Monocular estimation of metric depth has long been a challenge for applications such as autonomous driving and mobile robotics. Indoor and outdoor datasets have drastically different RGB and depth distributions, which presents a difficult issue to overcome. Additionally, the inherent scale ambiguity in photos caused by not knowing the camera’s intrinsicity is a further obstacle. Consequently, existing monocular depth models either work with indoor or outdoor settings or only estimate scale-invariant depth if trained for both.
Rather than settling for metric depth, the most common approach is to estimate depth invariant to scale and shift (e.g., MiDaS). This standardization of depth distributions helps to eliminate scale ambiguities and bring the indoor and outside depth distributions closer together. Training joint indoor-outdoor models that estimate metric depth has recently become popular as a way to combine these various methods. One such model, ZoeDepth, attaches two domain-specific heads to MiDaS to handle indoor and outdoor domains.
A new study from Google Research and Google Deepmind takes it one step further and investigates denoising diffusion models for zero-shot metric depth estimation, achieving state-of-the-art performance. Field-of-view (FOV) augmentation is employed throughout training to enhance generalizability to various camera intrinsics; FOV conditioning is employed during training and inference to resolve intrinsic scale ambiguities, leading to an additional performance gain. The researchers also recommend encoding depth in the log scale to use the model’s representation capability better. Plus, a more equitable distribution of model capacity between indoor and outdoor situations is achieved by representing depth in the log domain, leading to improved indoor performance.

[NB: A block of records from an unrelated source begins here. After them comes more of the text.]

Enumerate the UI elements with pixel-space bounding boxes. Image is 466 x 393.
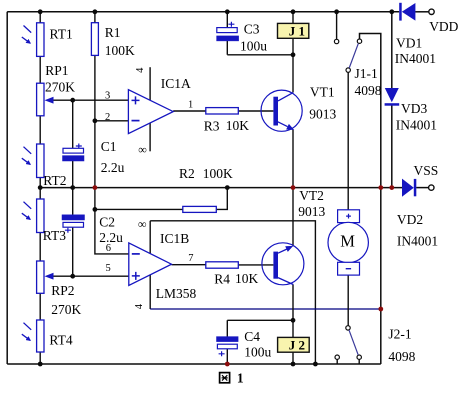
wire R4 to VT2 base bbox=[238, 264, 273, 266]
motor M bbox=[338, 210, 360, 223]
resistor R3 body bbox=[206, 108, 239, 114]
relay contact J1-1 bbox=[334, 39, 338, 43]
svg-text:4: 4 bbox=[135, 67, 146, 73]
capacitor C1 plus plate bbox=[63, 148, 84, 153]
potentiometer RP1 body bbox=[37, 83, 44, 116]
svg-text:4098: 4098 bbox=[355, 83, 382, 98]
wire IC1B power line bbox=[149, 221, 151, 309]
capacitor C3 polarity plus bbox=[228, 22, 234, 27]
terminal VDD bbox=[429, 9, 434, 14]
wire C4 node horizontal bbox=[227, 319, 293, 321]
capacitor C3 plus plate bbox=[217, 28, 237, 33]
svg-text:2: 2 bbox=[105, 112, 110, 123]
wire pin2 stub bbox=[95, 120, 128, 122]
svg-text:∞: ∞ bbox=[138, 217, 147, 231]
transistor VT1 base bar bbox=[273, 97, 278, 126]
relay contact J2-1 bbox=[346, 326, 350, 330]
wire line B right vertical bbox=[360, 34, 381, 365]
terminal VSS bbox=[429, 185, 434, 190]
svg-text:RT4: RT4 bbox=[49, 333, 72, 348]
svg-text:VT1: VT1 bbox=[310, 84, 335, 99]
svg-text:9013: 9013 bbox=[309, 106, 336, 121]
svg-text:1: 1 bbox=[188, 100, 193, 111]
light arrows RT2 bbox=[22, 147, 31, 165]
wire VT2 collector down bbox=[292, 284, 294, 337]
wire VT1 emitter to mid rail bbox=[292, 130, 294, 188]
capacitor C2 plus plate bbox=[63, 222, 84, 227]
wire line A VD3 branch bbox=[391, 12, 393, 88]
capacitor C3 minus plate bbox=[217, 36, 239, 41]
svg-text:3: 3 bbox=[105, 91, 110, 102]
svg-text:4: 4 bbox=[134, 303, 145, 309]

The research team’s investigations revealed that v-parameterization significantly boosts inference speed in neural network denoising. With fine-tuning on the same data, the suggested model, DMD (Diffusion for Metric Depth), produced substantially less relative depth error than ZoeDepth on all eight out-of-distributed datasets. Furthermore, adding more data to the training dataset made things even better – DMD achieved a SOTA on zero-shot metric depth, with a relative error that is 25% lower on indoor datasets and 33% lower on outdoor datasets than ZoeDepth. It is also efficient, using v-parameterization for diffusion.
In conclusion, DMD is a groundbreaking diffusion model for enhanced zero-shot metric depth estimation on generic scenes. It is both simple and successful, offering an exciting glimpse at what is possible in the world of AI. We can’t wait to see how future research builds on these ideas and what will be accomplished next!